By leaving her alive.
'I'm tired,' she said. Craig nodded. He began to lean forwards, and then thought better of it, turning the motion into an awkward pat on the shoulder. Kath grinned, and poked him in the ribs.
'I'll be fine,' she said, 'see you tomorrow?'
'Sure.'
As soon as he had gone, Kath searched her bag for her company tablet, called up a terminal with a swipe of her index finger and shoved in her earpiece.
'Unicorn, are you there?' she said, logging into the intranet. No messages. No news. Nothing. Even within its own walls, you had to admire the Company's secrecy policy..
The earpiece crackled. 'I AM HERE.'
'Call up the Speers file again, will you?' If it were possible for a Company AI to sigh, Unicorn would certainly have done so.

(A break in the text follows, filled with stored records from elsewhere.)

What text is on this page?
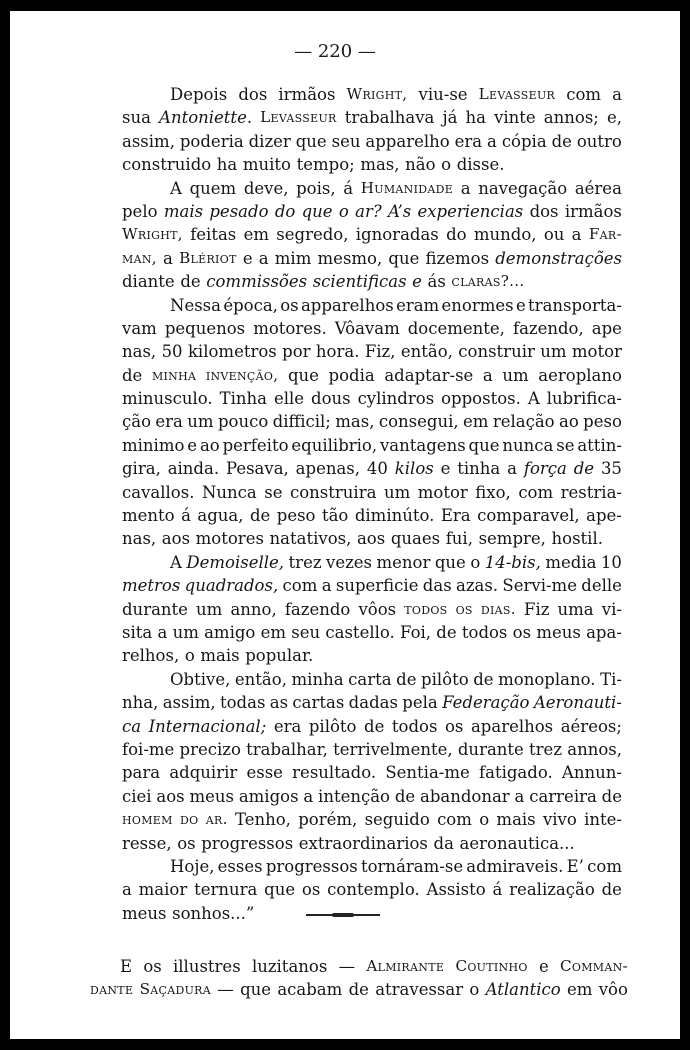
— 220 —
Depois dos irmãos Wright, viu-se Levasseur com a
sua Antoniette. Levasseur trabalhava já ha vinte annos; e,
assim, poderia dizer que seu apparelho era a cópia de outro
construido ha muito tempo; mas, não o disse.
A quem deve, pois, á Humanidade a navegação aérea
pelo mais pesado do que o ar? A’s experiencias dos irmãos
Wright, feitas em segredo, ignoradas do mundo, ou a Far-
man, a Blériot e a mim mesmo, que fizemos demonstrações
diante de commissões scientificas e ás claras?...
Nessa época, os apparelhos eram enormes e transporta-
vam pequenos motores. Vôavam docemente, fazendo, ape
nas, 50 kilometros por hora. Fiz, então, construir um motor
de minha invenção, que podia adaptar-se a um aeroplano
minusculo. Tinha elle dous cylindros oppostos. A lubrifica-
ção era um pouco difficil; mas, consegui, em relação ao peso
minimo e ao perfeito equilibrio, vantagens que nunca se attin-
gira, ainda. Pesava, apenas, 40 kilos e tinha a força de 35
cavallos. Nunca se construira um motor fixo, com restria-
mento á agua, de peso tão diminúto. Era comparavel, ape-
nas, aos motores natativos, aos quaes fui, sempre, hostil.
A Demoiselle, trez vezes menor que o 14-bis, media 10
metros quadrados, com a superficie das azas. Servi-me delle
durante um anno, fazendo vôos todos os dias. Fiz uma vi-
sita a um amigo em seu castello. Foi, de todos os meus apa-
relhos, o mais popular.
Obtive, então, minha carta de pilôto de monoplano. Ti-
nha, assim, todas as cartas dadas pela Federação Aeronauti-
ca Internacional; era pilôto de todos os aparelhos aéreos;
foi-me precizo trabalhar, terrivelmente, durante trez annos,
para adquirir esse resultado. Sentia-me fatigado. Annun-
ciei aos meus amigos a intenção de abandonar a carreira de
homem do ar. Tenho, porém, seguido com o mais vivo inte-
resse, os progressos extraordinarios da aeronautica...
Hoje, esses progressos tornáram-se admiraveis. E’ com
a maior ternura que os contemplo. Assisto á realização de
meus sonhos...”
E os illustres luzitanos — Almirante Coutinho e Comman-
dante Saçadura — que acabam de atravessar o Atlantico em vôo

'AGAIN?' Unicorn said. 'YOU DO NOT THINK YOU HAVE HAD ENOUGH PUNISHMENT FOR ONE DAY?'
There were times when Kath regreted the painstaking hours spent teaching Uni figures of speech. At least this time he had used it appropriately. 'Don't play games with me today, Uni. Call up the last one. You know the one I mean. The corridors. The getaway.'
'YOU ARE NOT WELL. YOU NEED TO REST. CRAIG SAID -'
'I don't care what Craig said,' she snapped. 'I need to do it now, while this infernal noise is still in my head. There's something bugging me.' Unicorn waited. Kath presumed he was giving her an opportunity to think about what she was asking, before deciding sleep and rest were the better option. She folded her arms defiantly.
'VERY WELL.' Unicorn said at last. 'BUT IN TEN MINUTES I WILL COMMENCE THE SLEEP MUSIC PROTOCOL.'
'Great. Thanks.' Kath settled back in the bed. 'Play.'
The screen flickered, showing a white room. A wall of outdated computers.
A little boy strapped to a big chair.